Factos não provados relevantes para a decisão da causa:
1 – O aparelho de ar condicionado origina um ruído muito elevado;
2 – O aparelho de ar condicionado e respetivas tubagens originou e origina infiltrações na parede e no teto do quarto da Demandante;
4 – A Demandante tem tido períodos constantes de doença física, e cansaço por falta de descanso.
Fundamentação:
Questão Prévia: Incompetência material deste Julgado de Paz
A presente ação foi proposta pela Demandante contra o Demandado acima indicado, na qualidade de proprietário da fração onde se encontra o aparelho de ar condicionado requerendo, deste, entre três pedidos formulados, também a retirada do aparelho de ar condicionado. Ora, excecionou o Demandado, por entender que correm termos autos administrativos na Câmara Municipal relativamente à retirada do aparelho de ar condicionado, pelo que não tem este Julgado de Paz competência para apreciar e decidir desse pedido da Demandante.
Ora, o que se encontra em fase de apreciação pela Câmara Municipal é se existiu ou não licença camarária prévia para instalação de vários aparelhos de ar condicionado na fachada tardoz do edifício, visto que causaram alteração da mesma, ou seja, trata-se da verificação ou não de cumprimento de normas de direito público. Já o pedido efetuado nos presentes autos radica em responsabilidade civil entre particulares, ou seja, entre a Demandante e Demandado, também condóminos do mesmo edifício, cuja competência deste Julgado de Paz se encontra fixada no artigo 9.º, n.º 1, alíneas c) e h) da Lei N.º 78/2001 de 13 de Julho, pelo que é este Julgado de Paz competente para conhecer da ação e também do pedido de retirada do aparelho de ar condicionado formulado. Veja-se que, quanto à Câmara, esta verificará se existiu ou não licença, e se existe ou não, ainda, possibilidade de legalizar a colocação do aparelho; este Julgado de Paz verificará se o aparelho de ar condicionado causa ou não danos à Demandante, e se, por isso, tem ou não de ser retirado.

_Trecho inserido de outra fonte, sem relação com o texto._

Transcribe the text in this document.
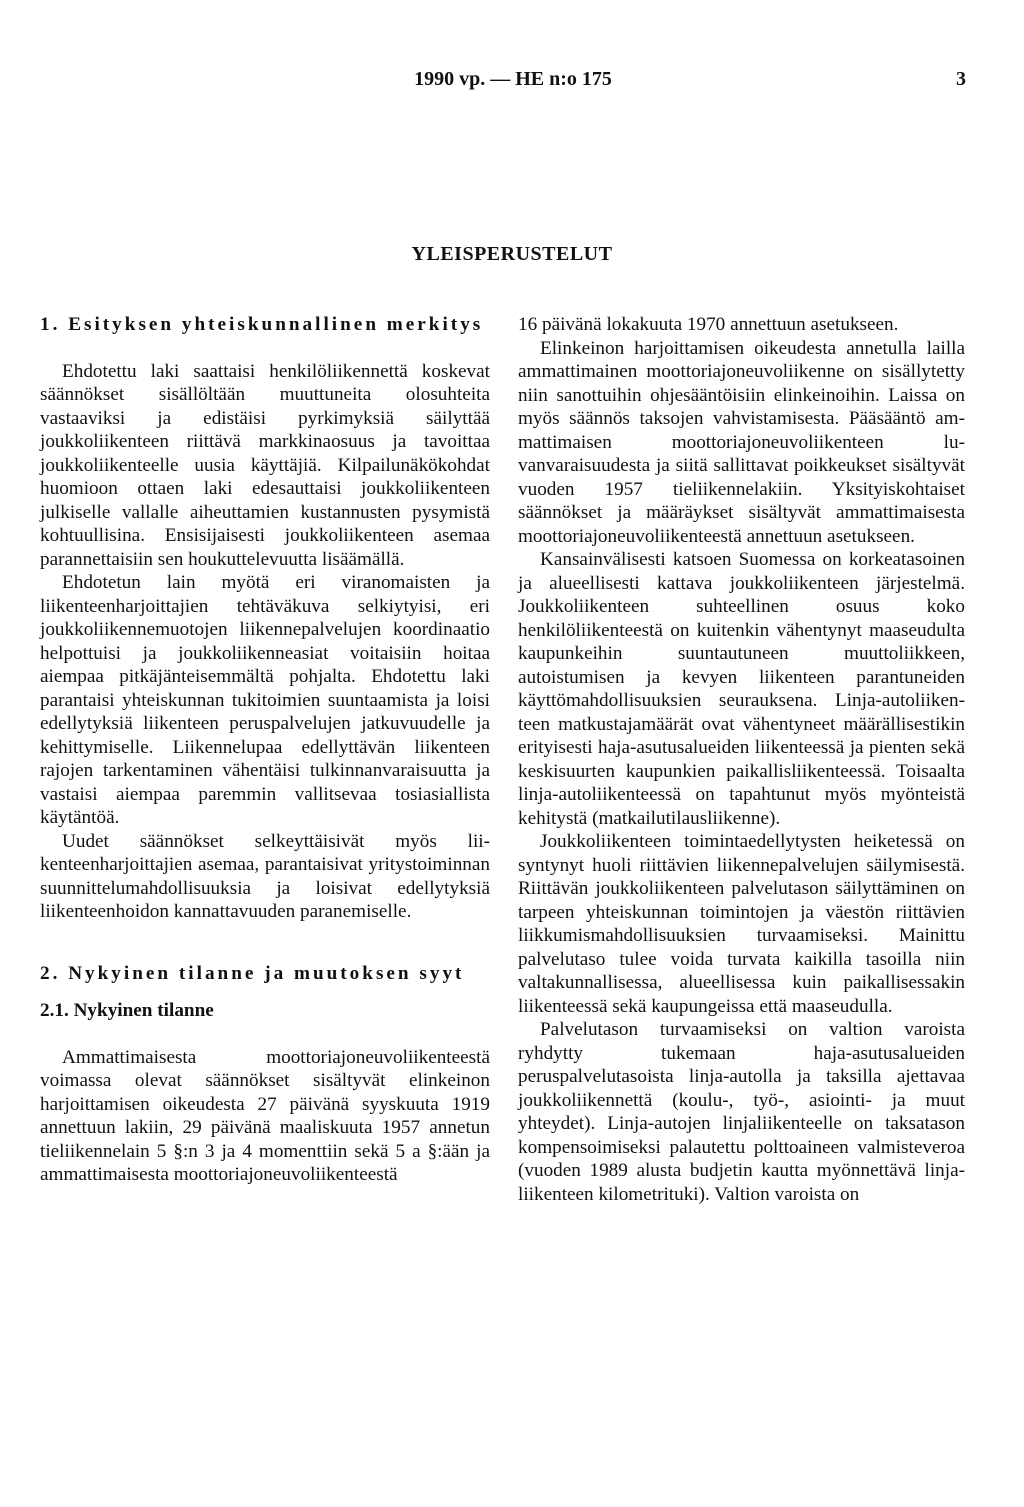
1990 vp. — HE n:o 175	3
YLEISPERUSTELUT
1. Esityksen yhteiskunnallinen merkitys

Ehdotettu laki saattaisi henkilöliikennettä koskevat säännökset sisällöltään muuttuneita olosuhteita vastaaviksi ja edistäisi pyrkimyksiä säilyttää joukkoliikenteen riittävä markkinaosuus ja tavoittaa joukkoliikenteelle uusia käyttäjiä. Kilpailunäkökohdat huomioon ottaen laki edesauttaisi joukkoliikenteen julkiselle vallalle aiheuttamien kustannusten pysymistä kohtuullisina. Ensisijaisesti joukkoliikenteen asemaa parannettaisiin sen houkuttelevuutta lisäämällä.

Ehdotetun lain myötä eri viranomaisten ja liikenteenharjoittajien tehtäväkuva selkiytyisi, eri joukkoliikennemuotojen liikennepalvelujen koordinaatio helpottuisi ja joukkoliikenneasiat voitaisiin hoitaa aiempaa pitkäjänteisemmältä pohjalta. Ehdotettu laki parantaisi yhteiskunnan tukitoimien suuntaamista ja loisi edellytyksiä liikenteen peruspalvelujen jatkuvuudelle ja kehittymiselle. Liikennelupaa edellyttävän liikenteen rajojen tarkentaminen vähentäisi tulkinnanvaraisuutta ja vastaisi aiempaa paremmin vallitsevaa tosiasiallista käytäntöä.

Uudet säännökset selkeyttäisivät myös liikenteenharjoittajien asemaa, parantaisivat yritystoiminnan suunnittelumahdollisuuksia ja loisivat edellytyksiä liikenteenhoidon kannattavuuden paranemiselle.

2. Nykyinen tilanne ja muutoksen syyt
2.1. Nykyinen tilanne

Ammattimaisesta moottoriajoneuvoliikenteestä voimassa olevat säännökset sisältyvät elinkeinon harjoittamisen oikeudesta 27 päivänä syyskuuta 1919 annettuun lakiin, 29 päivänä maaliskuuta 1957 annetun tieliikennelain 5 §:n 3 ja 4 momenttiin sekä 5 a §:ään ja ammattimaisesta moottoriajoneuvoliikenteestä

16 päivänä lokakuuta 1970 annettuun asetukseen.

Elinkeinon harjoittamisen oikeudesta annetulla lailla ammattimainen moottoriajoneuvoliikenne on sisällytetty niin sanottuihin ohjesääntöisiin elinkeinoihin. Laissa on myös säännös taksojen vahvistamisesta. Pääsääntö ammattimaisen moottoriajoneuvoliikenteen luvanvaraisuudesta ja siitä sallittavat poikkeukset sisältyvät vuoden 1957 tieliikennelakiin. Yksityiskohtaiset säännökset ja määräykset sisältyvät ammattimaisesta moottoriajoneuvoliikenteestä annettuun asetukseen.

Kansainvälisesti katsoen Suomessa on korkeatasoinen ja alueellisesti kattava joukkoliikenteen järjestelmä. Joukkoliikenteen suhteellinen osuus koko henkilöliikenteestä on kuitenkin vähentynyt maaseudulta kaupunkeihin suuntautuneen muuttoliikkeen, autoistumisen ja kevyen liikenteen parantuneiden käyttömahdollisuuksien seurauksena. Linja-autoliikenteen matkustajamäärät ovat vähentyneet määrällisestikin erityisesti haja-asutusalueiden liikenteessä ja pienten sekä keskisuurten kaupunkien paikallisliikenteessä. Toisaalta linja-autoliikenteessä on tapahtunut myös myönteistä kehitystä (matkailutilausliikenne).

Joukkoliikenteen toimintaedellytysten heiketessä on syntynyt huoli riittävien liikennepalvelujen säilymisestä. Riittävän joukkoliikenteen palvelutason säilyttäminen on tarpeen yhteiskunnan toimintojen ja väestön riittävien liikkumismahdollisuuksien turvaamiseksi. Mainittu palvelutaso tulee voida turvata kaikilla tasoilla niin valtakunnallisessa, alueellisessa kuin paikallisessakin liikenteessä sekä kaupungeissa että maaseudulla.

Palvelutason turvaamiseksi on valtion varoista ryhdytty tukemaan haja-asutusalueiden peruspalvelutasoista linja-autolla ja taksilla ajettavaa joukkoliikennettä (koulu-, työ-, asiointi- ja muut yhteydet). Linja-autojen linjaliikenteelle on taksatason kompensoimiseksi palautettu polttoaineen valmisteveroa (vuoden 1989 alusta budjetin kautta myönnettävä linjaliikenteen kilometrituki). Valtion varoista on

Deste modo, apesar da consequência poder (ou não) vir a ser a mesma em ambos os processos, estes radicam em fundamentos e normas de direito diversas, pelo que tem este Julgado de Paz competência para apreciar os três pedidos formulados pela Demandante, improcedendo a exceção invocada.

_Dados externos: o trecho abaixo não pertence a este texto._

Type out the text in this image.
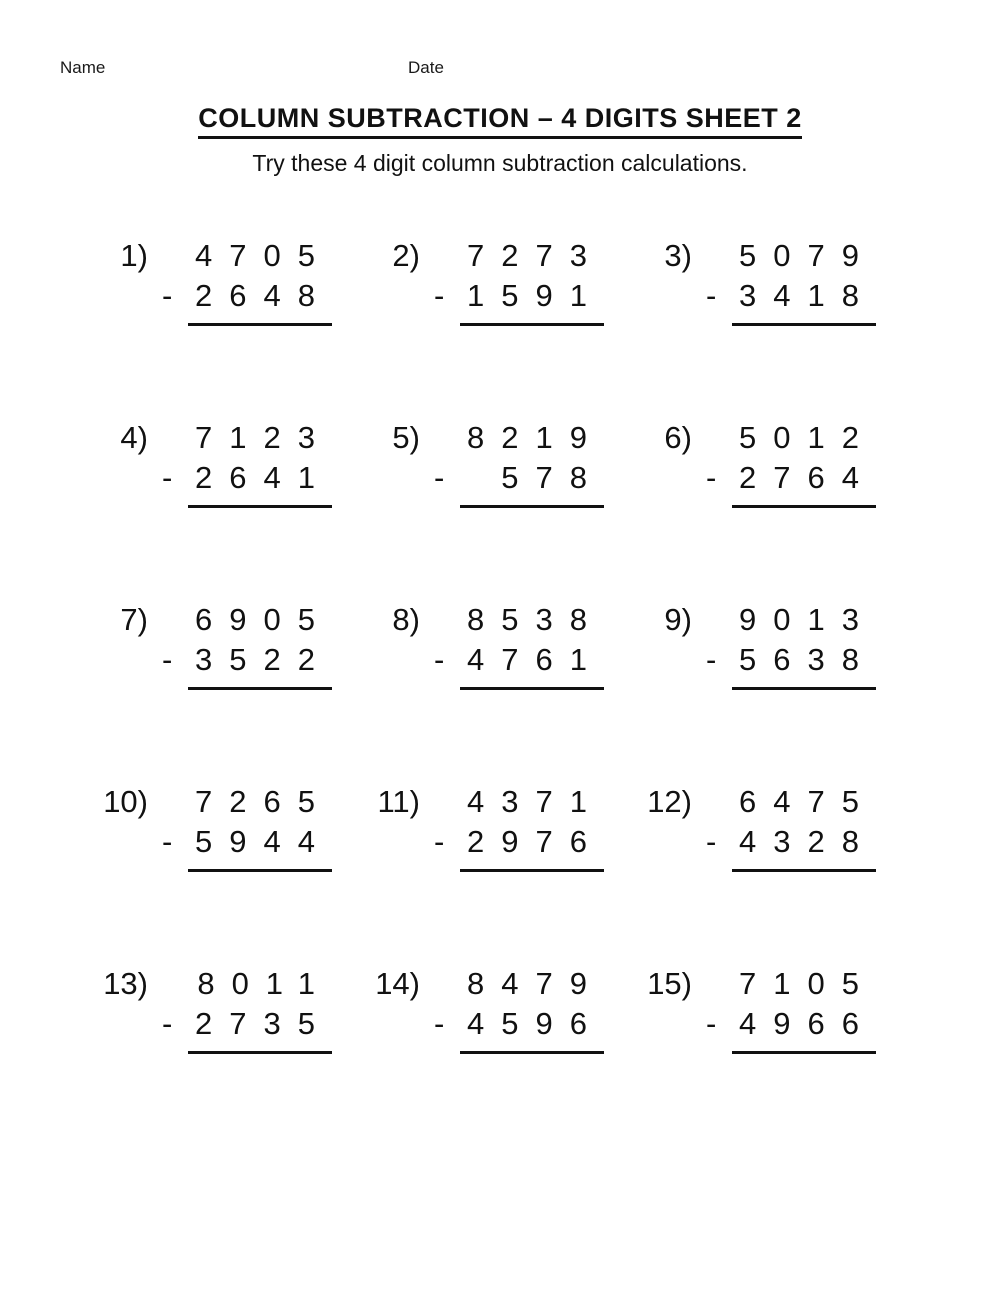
Name	Date
COLUMN SUBTRACTION – 4 DIGITS SHEET 2
Try these 4 digit column subtraction calculations.
1) 4705
- 2648
2) 7273
- 1591
3) 5079
- 3418
4) 7123
- 2641
5) 8219
- 578
6) 5012
- 2764
7) 6905
- 3522
8) 8538
- 4761
9) 9013
- 5638
10) 7265
- 5944
11) 4371
- 2976
12) 6475
- 4328
13) 8011
- 2735
14) 8479
- 4596
15) 7105
- 4966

A Demandante vem requerer a condenação do Demandado a pagar-lhe o montante de €2902,31 (dois mil novecentos e dois euros e trinta e um cêntimos), a retirar o aparelho de ar condicionado e a tubagem respetiva e a tapar a parede exterior do prédio, e ainda a reparar os danos causados na fração da Demandante mediante reconstituição natural ou não se mostrando possível, indemnizando-a pelo custo das obras já orçamentadas.
Alegou, conforme requerimento inicial já dado como reproduzido e, em síntese, resumido acima.
O Demandado contestou, conforme peça processual também já dada como reproduzida e sintetizada acima.
Produzida a prova, deram-se como assentes os factos provados, constantes das rubricas acima com o mesmo nome.
O Tribunal não presenciou os factos constantes dos autos, pelo que assentou a sua convicção nas declarações das partes e das testemunhas, bem como na observação dos documentos.
A grande questão em apreciação respeita ao nexo de causalidade entre os danos e o funcionamento do aparelho de ar condicionado.
A Demandante apresentou quatro testemunhas.
A primeira testemunha apresentada pela Demandante, F, não presenciou nenhum dos factos alegados, sabendo apenas que a Demandante por vezes faltava ao trabalho ou chegava atrasada, acreditando na palavra desta quando lhe dizia que tal se devia a problemas de humidades que tinha em casa, mas nunca tendo observado qualquer prova de que assim fosse efetivamente.
A segunda testemunha, G, técnico da “E” que realizou a peritagem encomendada pela Demandante, confirmou o teor do relatório. Porém, quando questionado sobre a sua formação, declarou ser técnico de construção civil, sem qualquer formação ou experiência no funcionamento de aparelhos de ar condicionado, e que, apesar de existirem técnicos com essa formação específica na empresa, não foram selecionados para a peritagem, porquanto a causa apontada para verificação era de infiltrações provenientes de defeitos nas partes comuns do edifício. Acrescentou ainda que apesar de ser recomendável e habitual realizar nova vistoria 24 a 48 horas depois da primeira, não a efetuou. Mais, disse que, após ligação do aparelho de ar condicionado, não verificou o aparecimento de água ou humidade no quarto da Demandante.
A terceira testemunha apresentada pela Demandante, H, sua mãe, apesar dessa qualidade, testemunhou de forma credível, declarando que sabia por observação direta que a filha tinha problemas de humidades e infiltrações no quarto.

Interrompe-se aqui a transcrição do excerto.